Lao also pointed out that management's choice to unload old shares during the IPO would spoil the appetite of investors. "It might not be a significant segment, but the image is not positive. That will affect investor confidence," he said.
Lao also expressed caution about the sustainability of Tianhe's "unusually high" profit margins, which he said hadn't been questioned much. As disclosed by its prospectus, Tianhe Chemicals recorded net profit margins as high as 52.2 percent in 2012 and 2013, compared with 28.2 percent in 2011.
For the years 2011 through 2013, the gross profit margins stood at 44.4 percent, 60.6 percent and 60.5 percent, respectively.
"Our gross margin may drop due to factors beyond our control," said Tianhe in its prospectus. "Our gross margin is expected to continue to be affected by a combination of factors ... There is no assurance that we could continue to command the existing level of prices for our existing or new products."

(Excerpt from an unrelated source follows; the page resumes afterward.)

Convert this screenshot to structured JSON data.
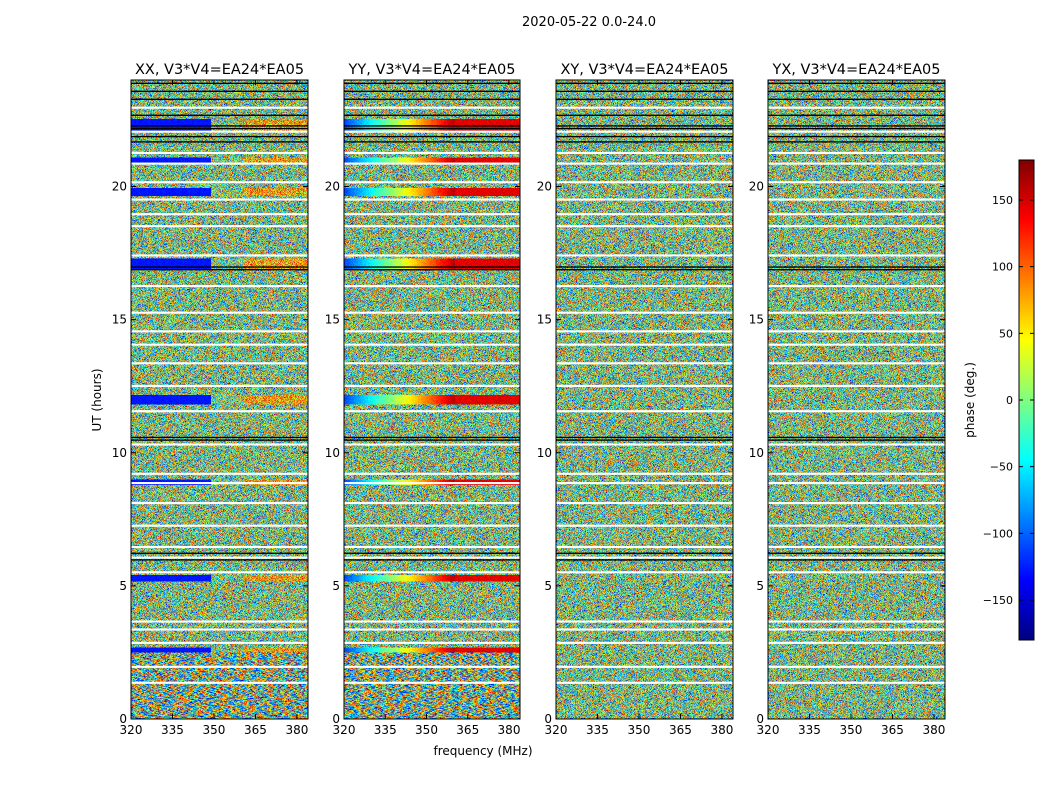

Separately, Tianhe Chemicals disclosed in the prospectus that "an immediate family member" of its chief executive officer and executive director, Wei Xuan, has been an employee in the capital markets division of UBS's Hong Kong branch since October 2013.
The company claimed the family member was "never involved" in the global offering, including "selection of sponsors and underwriters". Instead, they were selected "through a vigorous process" from late 2012 to October 2013, the prospectus said.